In contrast, getting lost is the norm for me, whether on the Interstate or back roads. I can’t tell north from south or east or west unless the sun is rising or setting. Actually, I’m the kind of person who often rotates the road map to ensure I’m turning in the right direction at an intersection or highway exit.

The backcountry poses an even more serious challenge.

Wild blueberries tempted and delayed us as my son, our Cairn terrier and I set off along the Interloken Trail between Seneca and Cayuga lakes in New York’s Finger Lakes National Forest. I was writing a recreation guidebook to national forests, so this afternoon venture was, in a sense, a business trip.

Our planned hike was to be five miles, but those blueberries would prove to be only the first of several reasons why it took longer and went further than expected. We started at a trailhead near a campground, cut east onto Gorge Trail, then north along the graveled Mark Smith Road, intending to take Burnt Hill Trail west back to our starting point.

Along the way we stopped to examine a fire-scarred maple. The trunk was adorned with a distinctive off-white fungus that resembled barnacles arranged in vertical ladder rungs on a seaside pier post. We took a break to examine opaque plastic tubes sticking up from the forest floor like 5-foot-high ventilator shafts, part of an experiment to accelerate the growth of oak seedlings and protect the saplings from browsing animals.
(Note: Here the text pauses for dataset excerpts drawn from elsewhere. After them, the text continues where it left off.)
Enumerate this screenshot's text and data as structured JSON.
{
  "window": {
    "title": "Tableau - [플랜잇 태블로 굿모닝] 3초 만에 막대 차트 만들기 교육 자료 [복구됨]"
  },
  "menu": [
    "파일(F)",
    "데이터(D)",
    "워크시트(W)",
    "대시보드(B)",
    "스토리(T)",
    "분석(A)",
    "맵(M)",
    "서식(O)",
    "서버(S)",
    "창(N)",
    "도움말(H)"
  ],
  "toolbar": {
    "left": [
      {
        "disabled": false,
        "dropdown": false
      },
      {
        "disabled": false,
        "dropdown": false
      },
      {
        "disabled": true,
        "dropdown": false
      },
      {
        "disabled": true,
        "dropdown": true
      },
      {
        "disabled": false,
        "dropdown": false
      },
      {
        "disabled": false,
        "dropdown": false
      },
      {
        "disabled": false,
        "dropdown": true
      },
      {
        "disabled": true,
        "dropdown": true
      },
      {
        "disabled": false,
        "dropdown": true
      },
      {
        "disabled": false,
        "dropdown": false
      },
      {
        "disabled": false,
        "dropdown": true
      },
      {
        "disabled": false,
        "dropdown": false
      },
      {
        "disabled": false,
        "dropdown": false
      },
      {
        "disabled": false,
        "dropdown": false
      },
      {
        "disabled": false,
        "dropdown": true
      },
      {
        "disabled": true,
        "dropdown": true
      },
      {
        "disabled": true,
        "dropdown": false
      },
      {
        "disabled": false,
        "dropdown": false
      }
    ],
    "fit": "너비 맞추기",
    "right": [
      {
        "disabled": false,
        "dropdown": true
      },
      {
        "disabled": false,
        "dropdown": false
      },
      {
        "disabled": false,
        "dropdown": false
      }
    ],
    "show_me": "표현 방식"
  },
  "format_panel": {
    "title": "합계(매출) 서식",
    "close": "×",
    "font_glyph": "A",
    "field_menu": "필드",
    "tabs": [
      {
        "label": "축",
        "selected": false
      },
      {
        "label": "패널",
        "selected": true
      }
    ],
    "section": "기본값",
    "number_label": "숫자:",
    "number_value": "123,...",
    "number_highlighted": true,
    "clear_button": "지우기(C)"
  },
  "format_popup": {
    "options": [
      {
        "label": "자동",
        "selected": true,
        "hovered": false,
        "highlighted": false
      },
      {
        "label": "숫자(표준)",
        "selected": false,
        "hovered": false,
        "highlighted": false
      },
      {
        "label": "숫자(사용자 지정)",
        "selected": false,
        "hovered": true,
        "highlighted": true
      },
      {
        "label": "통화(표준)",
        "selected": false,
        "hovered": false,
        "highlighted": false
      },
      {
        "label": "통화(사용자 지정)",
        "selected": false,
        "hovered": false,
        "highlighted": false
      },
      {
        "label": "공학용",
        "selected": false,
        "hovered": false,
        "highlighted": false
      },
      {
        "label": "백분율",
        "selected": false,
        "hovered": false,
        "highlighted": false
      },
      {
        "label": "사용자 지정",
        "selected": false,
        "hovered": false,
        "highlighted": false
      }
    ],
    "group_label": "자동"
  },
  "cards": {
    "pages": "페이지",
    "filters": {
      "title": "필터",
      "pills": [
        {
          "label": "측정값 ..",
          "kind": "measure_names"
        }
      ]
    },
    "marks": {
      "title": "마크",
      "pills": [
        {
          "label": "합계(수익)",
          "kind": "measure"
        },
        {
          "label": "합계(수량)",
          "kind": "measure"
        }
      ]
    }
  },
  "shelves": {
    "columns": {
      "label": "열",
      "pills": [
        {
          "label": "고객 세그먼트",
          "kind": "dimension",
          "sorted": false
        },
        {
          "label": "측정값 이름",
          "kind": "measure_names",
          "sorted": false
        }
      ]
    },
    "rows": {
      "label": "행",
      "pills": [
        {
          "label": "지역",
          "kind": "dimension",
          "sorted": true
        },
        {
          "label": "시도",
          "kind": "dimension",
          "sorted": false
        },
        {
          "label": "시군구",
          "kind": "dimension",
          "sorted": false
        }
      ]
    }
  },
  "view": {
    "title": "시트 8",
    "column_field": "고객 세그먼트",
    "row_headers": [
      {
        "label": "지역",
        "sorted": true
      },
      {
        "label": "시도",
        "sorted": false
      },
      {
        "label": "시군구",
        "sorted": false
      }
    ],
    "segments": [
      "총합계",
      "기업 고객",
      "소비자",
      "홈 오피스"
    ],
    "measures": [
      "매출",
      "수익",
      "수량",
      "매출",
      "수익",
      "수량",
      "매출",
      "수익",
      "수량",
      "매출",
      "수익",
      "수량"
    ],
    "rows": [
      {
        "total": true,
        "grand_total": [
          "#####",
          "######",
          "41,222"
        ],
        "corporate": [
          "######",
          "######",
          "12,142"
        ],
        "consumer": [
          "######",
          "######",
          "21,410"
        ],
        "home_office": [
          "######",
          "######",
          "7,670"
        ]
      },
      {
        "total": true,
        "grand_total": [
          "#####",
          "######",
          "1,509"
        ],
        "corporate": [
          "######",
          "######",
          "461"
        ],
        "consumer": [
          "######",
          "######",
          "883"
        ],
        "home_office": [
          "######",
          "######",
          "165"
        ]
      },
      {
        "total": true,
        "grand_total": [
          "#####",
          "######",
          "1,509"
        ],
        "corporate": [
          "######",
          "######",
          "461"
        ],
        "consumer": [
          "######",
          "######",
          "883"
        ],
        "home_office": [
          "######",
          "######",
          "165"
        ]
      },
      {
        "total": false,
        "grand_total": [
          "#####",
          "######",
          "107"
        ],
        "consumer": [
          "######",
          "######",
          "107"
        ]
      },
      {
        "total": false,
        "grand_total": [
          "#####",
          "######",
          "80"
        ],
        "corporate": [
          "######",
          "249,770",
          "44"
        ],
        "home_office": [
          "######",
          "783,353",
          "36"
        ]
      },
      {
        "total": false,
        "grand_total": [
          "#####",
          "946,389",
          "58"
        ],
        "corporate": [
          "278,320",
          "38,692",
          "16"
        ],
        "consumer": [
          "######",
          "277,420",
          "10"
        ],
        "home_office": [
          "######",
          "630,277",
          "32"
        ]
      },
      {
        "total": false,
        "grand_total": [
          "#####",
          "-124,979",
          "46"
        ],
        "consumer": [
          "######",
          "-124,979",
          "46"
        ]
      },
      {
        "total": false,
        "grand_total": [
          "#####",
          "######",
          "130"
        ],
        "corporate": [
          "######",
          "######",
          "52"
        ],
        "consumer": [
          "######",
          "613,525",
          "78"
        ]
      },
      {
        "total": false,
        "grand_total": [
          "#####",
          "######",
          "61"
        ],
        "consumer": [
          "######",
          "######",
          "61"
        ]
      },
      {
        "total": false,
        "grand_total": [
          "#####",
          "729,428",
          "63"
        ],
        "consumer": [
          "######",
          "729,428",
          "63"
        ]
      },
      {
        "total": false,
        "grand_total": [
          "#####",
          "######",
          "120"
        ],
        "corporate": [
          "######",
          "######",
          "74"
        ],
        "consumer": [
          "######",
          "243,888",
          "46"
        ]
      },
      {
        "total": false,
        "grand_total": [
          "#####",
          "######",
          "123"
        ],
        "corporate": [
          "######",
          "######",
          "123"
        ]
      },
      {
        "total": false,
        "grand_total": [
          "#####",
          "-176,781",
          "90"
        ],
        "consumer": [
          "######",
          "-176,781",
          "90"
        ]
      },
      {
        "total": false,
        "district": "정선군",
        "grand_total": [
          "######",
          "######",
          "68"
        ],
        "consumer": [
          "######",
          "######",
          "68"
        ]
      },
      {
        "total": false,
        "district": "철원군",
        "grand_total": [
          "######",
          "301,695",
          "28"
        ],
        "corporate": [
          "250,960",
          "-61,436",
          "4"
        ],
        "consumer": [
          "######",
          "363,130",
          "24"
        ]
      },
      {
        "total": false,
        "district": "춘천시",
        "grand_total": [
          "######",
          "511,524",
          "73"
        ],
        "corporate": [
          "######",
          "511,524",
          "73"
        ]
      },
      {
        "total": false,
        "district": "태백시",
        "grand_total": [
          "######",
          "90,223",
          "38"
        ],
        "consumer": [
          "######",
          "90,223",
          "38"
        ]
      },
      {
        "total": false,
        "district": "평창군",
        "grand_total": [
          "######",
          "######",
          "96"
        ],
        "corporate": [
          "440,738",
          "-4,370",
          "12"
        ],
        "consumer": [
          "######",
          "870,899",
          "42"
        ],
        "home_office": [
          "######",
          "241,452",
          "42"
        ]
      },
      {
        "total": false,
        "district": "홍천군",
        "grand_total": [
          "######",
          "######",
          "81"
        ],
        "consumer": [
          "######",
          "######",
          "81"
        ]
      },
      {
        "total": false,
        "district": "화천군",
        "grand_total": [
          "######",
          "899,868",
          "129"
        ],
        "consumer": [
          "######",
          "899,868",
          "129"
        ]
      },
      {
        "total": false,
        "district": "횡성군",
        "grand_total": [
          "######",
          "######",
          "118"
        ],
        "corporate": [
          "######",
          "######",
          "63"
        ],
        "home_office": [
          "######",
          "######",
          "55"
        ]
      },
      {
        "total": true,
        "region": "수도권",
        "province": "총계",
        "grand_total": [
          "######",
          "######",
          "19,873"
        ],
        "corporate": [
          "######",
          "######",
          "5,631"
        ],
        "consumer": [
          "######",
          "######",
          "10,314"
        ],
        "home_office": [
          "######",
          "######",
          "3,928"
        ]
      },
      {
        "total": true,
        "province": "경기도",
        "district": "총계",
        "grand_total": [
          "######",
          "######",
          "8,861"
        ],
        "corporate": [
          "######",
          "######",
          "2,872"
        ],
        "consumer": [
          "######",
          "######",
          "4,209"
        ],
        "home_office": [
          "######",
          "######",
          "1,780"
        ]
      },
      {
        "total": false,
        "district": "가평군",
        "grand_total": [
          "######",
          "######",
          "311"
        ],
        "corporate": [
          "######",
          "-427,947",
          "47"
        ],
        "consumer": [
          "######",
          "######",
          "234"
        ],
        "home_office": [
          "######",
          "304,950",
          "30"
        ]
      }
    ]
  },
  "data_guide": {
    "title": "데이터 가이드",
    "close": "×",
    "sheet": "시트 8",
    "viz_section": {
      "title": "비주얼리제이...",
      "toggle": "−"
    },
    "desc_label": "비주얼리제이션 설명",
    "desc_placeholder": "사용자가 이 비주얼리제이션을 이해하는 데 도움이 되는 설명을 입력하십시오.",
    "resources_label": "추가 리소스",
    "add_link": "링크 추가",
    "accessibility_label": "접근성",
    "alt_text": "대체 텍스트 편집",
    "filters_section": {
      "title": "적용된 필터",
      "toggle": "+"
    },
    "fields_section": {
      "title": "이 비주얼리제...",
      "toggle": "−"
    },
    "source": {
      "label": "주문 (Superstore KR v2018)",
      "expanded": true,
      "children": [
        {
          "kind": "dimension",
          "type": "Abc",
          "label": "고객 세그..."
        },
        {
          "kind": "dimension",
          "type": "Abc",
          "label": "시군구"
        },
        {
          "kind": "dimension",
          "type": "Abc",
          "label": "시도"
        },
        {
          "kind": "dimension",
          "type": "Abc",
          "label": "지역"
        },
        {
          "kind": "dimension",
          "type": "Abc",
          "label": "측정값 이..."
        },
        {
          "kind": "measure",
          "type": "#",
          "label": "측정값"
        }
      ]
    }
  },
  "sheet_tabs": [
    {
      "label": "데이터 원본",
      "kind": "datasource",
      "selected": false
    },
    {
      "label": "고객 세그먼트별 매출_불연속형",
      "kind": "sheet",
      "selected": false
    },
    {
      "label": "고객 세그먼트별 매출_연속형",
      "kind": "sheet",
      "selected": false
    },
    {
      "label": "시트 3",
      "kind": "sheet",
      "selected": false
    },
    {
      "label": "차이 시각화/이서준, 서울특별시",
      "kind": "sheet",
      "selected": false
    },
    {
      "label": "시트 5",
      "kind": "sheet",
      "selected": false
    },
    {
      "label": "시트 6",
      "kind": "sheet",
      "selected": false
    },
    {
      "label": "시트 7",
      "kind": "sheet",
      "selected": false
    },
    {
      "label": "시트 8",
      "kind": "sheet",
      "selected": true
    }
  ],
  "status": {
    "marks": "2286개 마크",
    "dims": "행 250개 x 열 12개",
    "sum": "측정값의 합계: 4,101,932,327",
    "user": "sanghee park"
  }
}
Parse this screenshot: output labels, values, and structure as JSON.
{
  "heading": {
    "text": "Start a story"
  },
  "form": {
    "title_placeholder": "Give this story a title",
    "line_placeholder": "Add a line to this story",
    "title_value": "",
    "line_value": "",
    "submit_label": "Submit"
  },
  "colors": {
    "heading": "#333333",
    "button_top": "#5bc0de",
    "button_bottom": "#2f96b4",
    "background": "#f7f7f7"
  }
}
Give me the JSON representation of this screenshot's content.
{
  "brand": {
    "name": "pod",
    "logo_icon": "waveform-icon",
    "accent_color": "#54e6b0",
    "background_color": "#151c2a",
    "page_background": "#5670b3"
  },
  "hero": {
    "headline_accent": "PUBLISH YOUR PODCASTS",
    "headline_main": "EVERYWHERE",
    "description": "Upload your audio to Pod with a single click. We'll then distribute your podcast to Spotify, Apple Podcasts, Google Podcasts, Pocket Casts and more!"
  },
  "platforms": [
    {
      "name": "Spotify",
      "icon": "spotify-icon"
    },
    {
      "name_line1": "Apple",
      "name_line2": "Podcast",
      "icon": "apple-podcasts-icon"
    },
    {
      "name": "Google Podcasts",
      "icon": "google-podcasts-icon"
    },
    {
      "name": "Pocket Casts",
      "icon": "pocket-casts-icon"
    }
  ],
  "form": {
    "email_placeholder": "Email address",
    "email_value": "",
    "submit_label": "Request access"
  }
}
There also was time added and extra distance hiked when we got lost, but more about that mild embarrassment in a moment.

Hiking is more than a way to move from place to place, from a starting point to a destination. It’s an avenue for observations. Ours included blueberries and blackberries, streambeds dry in late summer, horses’ hoof prints baked into the mud, ferns along a swampy area, wild apple trees, a toad on a dead oak leaf and dried pine needles carpeting a steep downhill slope. We headed through a gorge with enough trickling water to satisfy our dog, hot and thirsty after snuffling at unfamiliar forest scents.

To understand how our plans went awry, you need to know that Finger Lakes National Forest includes wooded areas and rolling pastures. Farmers rent the fields to graze their cattle from mid-May until mid-October, so hikers must take care to close and secure the gates after passing through them.

The trails though the woods were well marked and well worn by human feet, making it impossible to get lost. However, trail markers were missing in the fields, where tall grasses, purple clover and abundant wildflowers such as brown-eyed Susans obscured most of the footpath.

So we wandered and wandered, and wandered some more. We had no compass, and I repeatedly studied my maps, hoping in vain for inspiration. As we changed angles in search of the gate leading to Burnt Hill Trail, birds nesting in the high grasses flushed at our approach. A landmark radio tower seemed to change location. We followed a rusting barbed wire fence line to no avail. At one point, a pale yellow butterfly flew ahead of us. A beacon? No, a tease. It apparently didn’t know where it was going either.

We finally came across what looked like a path — a cow path. Soon we encountered several Holsteins enjoying the shade of a copse of evergreens. “Lost in a field? That’s pitiful,” my son said. The comment was on point but unhelpful.

In truth, it was pitiful, so we backtracked to a gravel road, walked a short distance west and picked up the Interloken Trail where we had begun our hike. As we neared the original blueberry patch, it was time to pause again. Wild blueberries were a reward, deserved or not.